You need to have investors losing money in order for them to take action.  Right now, most investors are up on the year, and near their highs.  They are comfortable and calm.  There is no rush for them to make any moves, to either catch up or to protect their gains.  Most are just content to follow the indexes as tightly as possible and not do anything rash to get fired.

When investors are cool and calm, it makes for a difficult environment for traders.  These are just not the type of markets that I can make decent gains in.  And I don't want to play bigger just to squeeze out some gains in a nonvolatile market.  The markets have been churning, but not moving enough in one direction or the other for me to find good fades.  I guess buying the small dips have paid off consistently for the past several weeks but it is like picking dimes in front of a bulldozer when the indices are overvalued and at all time highs.

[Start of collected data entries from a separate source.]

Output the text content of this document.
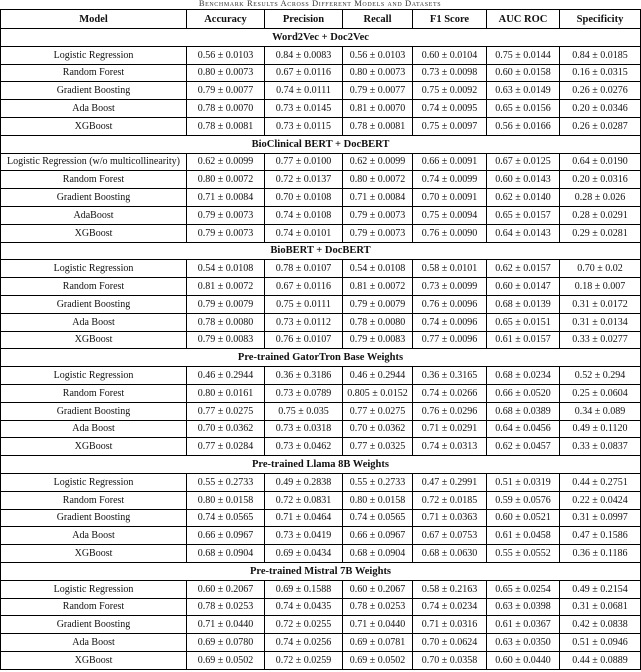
Benchmark Results Across Different Models and Datasets
Model	Accuracy	Precision	Recall	F1 Score	AUC ROC	Specificity
Word2Vec + Doc2Vec						
Logistic Regression	0.56 ± 0.0103	0.84 ± 0.0083	0.56 ± 0.0103	0.60 ± 0.0104	0.75 ± 0.0144	0.84 ± 0.0185
Random Forest	0.80 ± 0.0073	0.67 ± 0.0116	0.80 ± 0.0073	0.73 ± 0.0098	0.60 ± 0.0158	0.16 ± 0.0315
Gradient Boosting	0.79 ± 0.0077	0.74 ± 0.0111	0.79 ± 0.0077	0.75 ± 0.0092	0.63 ± 0.0149	0.26 ± 0.0276
Ada Boost	0.78 ± 0.0070	0.73 ± 0.0145	0.81 ± 0.0070	0.74 ± 0.0095	0.65 ± 0.0156	0.20 ± 0.0346
XGBoost	0.78 ± 0.0081	0.73 ± 0.0115	0.78 ± 0.0081	0.75 ± 0.0097	0.56 ± 0.0166	0.26 ± 0.0287
BioClinical BERT + DocBERT						
Logistic Regression (w/o multicollinearity)	0.62 ± 0.0099	0.77 ± 0.0100	0.62 ± 0.0099	0.66 ± 0.0091	0.67 ± 0.0125	0.64 ± 0.0190
Random Forest	0.80 ± 0.0072	0.72 ± 0.0137	0.80 ± 0.0072	0.74 ± 0.0099	0.60 ± 0.0143	0.20 ± 0.0316
Gradient Boosting	0.71 ± 0.0084	0.70 ± 0.0108	0.71 ± 0.0084	0.70 ± 0.0091	0.62 ± 0.0140	0.28 ± 0.026
AdaBoost	0.79 ± 0.0073	0.74 ± 0.0108	0.79 ± 0.0073	0.75 ± 0.0094	0.65 ± 0.0157	0.28 ± 0.0291
XGBoost	0.79 ± 0.0073	0.74 ± 0.0101	0.79 ± 0.0073	0.76 ± 0.0090	0.64 ± 0.0143	0.29 ± 0.0281
BioBERT + DocBERT						
Logistic Regression	0.54 ± 0.0108	0.78 ± 0.0107	0.54 ± 0.0108	0.58 ± 0.0101	0.62 ± 0.0157	0.70 ± 0.02
Random Forest	0.81 ± 0.0072	0.67 ± 0.0116	0.81 ± 0.0072	0.73 ± 0.0099	0.60 ± 0.0147	0.18 ± 0.007
Gradient Boosting	0.79 ± 0.0079	0.75 ± 0.0111	0.79 ± 0.0079	0.76 ± 0.0096	0.68 ± 0.0139	0.31 ± 0.0172
Ada Boost	0.78 ± 0.0080	0.73 ± 0.0112	0.78 ± 0.0080	0.74 ± 0.0096	0.65 ± 0.0151	0.31 ± 0.0134
XGBoost	0.79 ± 0.0083	0.76 ± 0.0107	0.79 ± 0.0083	0.77 ± 0.0096	0.61 ± 0.0157	0.33 ± 0.0277
Pre-trained GatorTron Base Weights						
Logistic Regression	0.46 ± 0.2944	0.36 ± 0.3186	0.46 ± 0.2944	0.36 ± 0.3165	0.68 ± 0.0234	0.52 ± 0.294
Random Forest	0.80 ± 0.0161	0.73 ± 0.0789	0.805 ± 0.0152	0.74 ± 0.0266	0.66 ± 0.0520	0.25 ± 0.0604
Gradient Boosting	0.77 ± 0.0275	0.75 ± 0.035	0.77 ± 0.0275	0.76 ± 0.0296	0.68 ± 0.0389	0.34 ± 0.089
Ada Boost	0.70 ± 0.0362	0.73 ± 0.0318	0.70 ± 0.0362	0.71 ± 0.0291	0.64 ± 0.0456	0.49 ± 0.1120
XGBoost	0.77 ± 0.0284	0.73 ± 0.0462	0.77 ± 0.0325	0.74 ± 0.0313	0.62 ± 0.0457	0.33 ± 0.0837
Pre-trained Llama 8B Weights						
Logistic Regression	0.55 ± 0.2733	0.49 ± 0.2838	0.55 ± 0.2733	0.47 ± 0.2991	0.51 ± 0.0319	0.44 ± 0.2751
Random Forest	0.80 ± 0.0158	0.72 ± 0.0831	0.80 ± 0.0158	0.72 ± 0.0185	0.59 ± 0.0576	0.22 ± 0.0424
Gradient Boosting	0.74 ± 0.0565	0.71 ± 0.0464	0.74 ± 0.0565	0.71 ± 0.0363	0.60 ± 0.0521	0.31 ± 0.0997
Ada Boost	0.66 ± 0.0967	0.73 ± 0.0419	0.66 ± 0.0967	0.67 ± 0.0753	0.61 ± 0.0458	0.47 ± 0.1586
XGBoost	0.68 ± 0.0904	0.69 ± 0.0434	0.68 ± 0.0904	0.68 ± 0.0630	0.55 ± 0.0552	0.36 ± 0.1186
Pre-trained Mistral 7B Weights						
Logistic Regression	0.60 ± 0.2067	0.69 ± 0.1588	0.60 ± 0.2067	0.58 ± 0.2163	0.65 ± 0.0254	0.49 ± 0.2154
Random Forest	0.78 ± 0.0253	0.74 ± 0.0435	0.78 ± 0.0253	0.74 ± 0.0234	0.63 ± 0.0398	0.31 ± 0.0681
Gradient Boosting	0.71 ± 0.0440	0.72 ± 0.0255	0.71 ± 0.0440	0.71 ± 0.0316	0.61 ± 0.0367	0.42 ± 0.0838
Ada Boost	0.69 ± 0.0780	0.74 ± 0.0256	0.69 ± 0.0781	0.70 ± 0.0624	0.63 ± 0.0350	0.51 ± 0.0946
XGBoost	0.69 ± 0.0502	0.72 ± 0.0259	0.69 ± 0.0502	0.70 ± 0.0358	0.60 ± 0.0440	0.44 ± 0.0889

Just trying to be patient here and just watch and wait for the right time to strike.  As Trump has been catching up to Clinton, we should be getting some presidential election nervousness in the coming weeks.  Perhaps after the FOMC meeting is out of the way and the Fed confirms that they are all talk, no action.  Anyway, I think we should get a healthy pullback of at least 3-5% before the election, just a matter of when it happens.  Perhaps a more dovish than expected Fed in September 21 will be the final blowoff for this rally and I would use that to short.  In the meantime, I wait patiently for something to happen as the paint dries.